Millions of Nazi files that describe in gray, bureaucratic tones the mechanics of mass murder will be thrown open to researchers following an agreement Tuesday by a panel that has kept the archive locked away since World War II.

Once ratified, the decision will give access for the first time to some 50 million files sheltered in a vast archive in the German town of Bad Arolsen, including the registration of concentration camp inmates by the numbers burned on their arms, stacks of crumpled identity booklets and meticulously kept records of executions.

"Bad Arolsen is the most complete file. On many subjects it is unique," said Luxembourg ambassador Paul Mertz, the chairman of the 11-nation International Commission that oversees the archive.

The files also will be available to Holocaust survivors and families of victims whose fate may not be clear.

"This will allow them to bring closure somehow for unanswered questions," said Paul Shapiro, a U.S. delegate affiliated with the Holocaust Museum in Washington D.C. "It's also an insurance policy against forgetting what happened to these people."

After months of negotiations, amendments to two 1955 agreements controlling the archives were initialed by delegates from the 11 countries on the commission. The amended agreements will be signed at a ceremony in Berlin before they are submitted to the individual governments for ratification, Mertz said.

It could take until the end of the year before the process is complete and outsiders will gain access to Bad Arolsen, he told The Associated Press.

As the Holocaust generation dwindled, pressure has been growing for nearly a decade to open the archive, but was thwarted by irreconcilable divisions over the conditions to ease access.

The files hold virtually everything the Nazis recorded on the camps, the prisoners held there and how they operated. Indexed and cross-referenced, they contain 17.5 million names of Jews, homosexuals, the mentally ill, "patients" subjected to cruel medical experiments, millions of people forced into slave labor, and Gypsies, who are also known as Roma.

The card indexes alone occupy three massive rooms at Bad Arolsen, a spa resort in central Germany. The documents themselves, some yellow and crumbling, fill row after row of metal filing cabinets in six buildings.

Experts say the opening could provide new insights into the mechanics of the Nazi extermination campaign and help people discover specific information on what happened to relatives.

The International Tracing Service, the arm of the International Committee of the Red Cross which is the archive's custodian, was founded after the war to trace missing persons. Later, survivors eligible for compensation applied to the archive for documentary evidence of their mistreatment.

Until now, the only way to access the information was to submit a request to the ITS, and await their response.

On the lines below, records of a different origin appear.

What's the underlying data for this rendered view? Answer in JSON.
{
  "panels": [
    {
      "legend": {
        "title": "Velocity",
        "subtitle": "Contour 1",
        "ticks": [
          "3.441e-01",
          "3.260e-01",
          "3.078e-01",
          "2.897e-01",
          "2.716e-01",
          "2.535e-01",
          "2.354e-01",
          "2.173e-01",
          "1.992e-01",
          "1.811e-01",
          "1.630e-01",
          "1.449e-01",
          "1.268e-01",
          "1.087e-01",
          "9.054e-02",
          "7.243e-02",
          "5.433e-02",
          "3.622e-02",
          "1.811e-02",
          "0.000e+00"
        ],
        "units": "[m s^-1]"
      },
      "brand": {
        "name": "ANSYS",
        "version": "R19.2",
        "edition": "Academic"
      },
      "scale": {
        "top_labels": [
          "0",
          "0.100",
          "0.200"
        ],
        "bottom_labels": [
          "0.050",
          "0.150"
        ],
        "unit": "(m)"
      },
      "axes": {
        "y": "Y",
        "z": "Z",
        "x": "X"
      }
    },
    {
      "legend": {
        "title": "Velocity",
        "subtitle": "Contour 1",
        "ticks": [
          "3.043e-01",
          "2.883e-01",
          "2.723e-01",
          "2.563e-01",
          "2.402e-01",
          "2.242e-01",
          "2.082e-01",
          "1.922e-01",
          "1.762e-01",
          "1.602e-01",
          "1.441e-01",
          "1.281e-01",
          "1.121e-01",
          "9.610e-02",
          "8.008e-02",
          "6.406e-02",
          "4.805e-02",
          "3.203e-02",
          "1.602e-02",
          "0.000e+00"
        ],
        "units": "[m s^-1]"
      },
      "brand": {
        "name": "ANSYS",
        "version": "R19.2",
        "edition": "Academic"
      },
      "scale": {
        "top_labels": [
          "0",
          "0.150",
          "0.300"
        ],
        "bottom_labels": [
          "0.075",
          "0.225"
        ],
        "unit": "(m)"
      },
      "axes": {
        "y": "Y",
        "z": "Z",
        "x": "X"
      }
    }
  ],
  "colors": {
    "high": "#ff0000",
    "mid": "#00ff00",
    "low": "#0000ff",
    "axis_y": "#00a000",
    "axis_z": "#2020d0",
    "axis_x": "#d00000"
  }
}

But the service has lagged behind the number of requests for information, which still flow in by the tens of thousands every year. It now has a backlog of more than 400,000 inquiries about those who disappeared during the Nazi regime.

The breakthrough came last month when Germany agreed to soften its privacy protection rules meant to safeguard the reputations of victims.

Under the changed language, each country will be able to receive copies of the files and will apply its own privacy rules. The countries on the International Commission are Belgium, France, Germany, Greece, Italy, Israel, Luxembourg, the Netherlands, Poland, Britain and the United States.

"We feel tremendous time pressure," said Shapiro. "I only wish we had reached this stage years ago."

The ITS says it has scanned 56 percent of the files since 1999, but it cannot move faster without more funding.

"We have only a restricted budget, and we get the budget only for humanitarian work," said Maria Raabe, spokeswoman of the ITS in Bad Arolsen.

Some of the information on Jewish victims in Bad Arolsen already is duplicated in the huge archives at Yad Vashem memorial in Jerusalem and the Holocaust Museum in Washington.

But Jews were only half of the 12 million people exterminated by the Nazis, and the files in Germany have far more comprehensive accounts of Nazi operations.

Last month, archivist Udo Jost showed an AP reporter an example of documents in the archive soon to be unveiled.

One concentration camp, Mauthausen, in Austria, diligently recorded the deaths of its inmates there, listing them by name, serial and prisoner number as well as the place and date of their birth.

"It also shows how they died," Jost said, showing a copy of the camp's Totenbuch, or Death Book, from 1942 and 1943. "These prisoners were killed every two minutes with a shot to the back of the head."

In a few hours, 300 were executed on April 20, 1942.

"That was Hitler's birthday," he said. "The camp commandant did it as a birthday gift for him."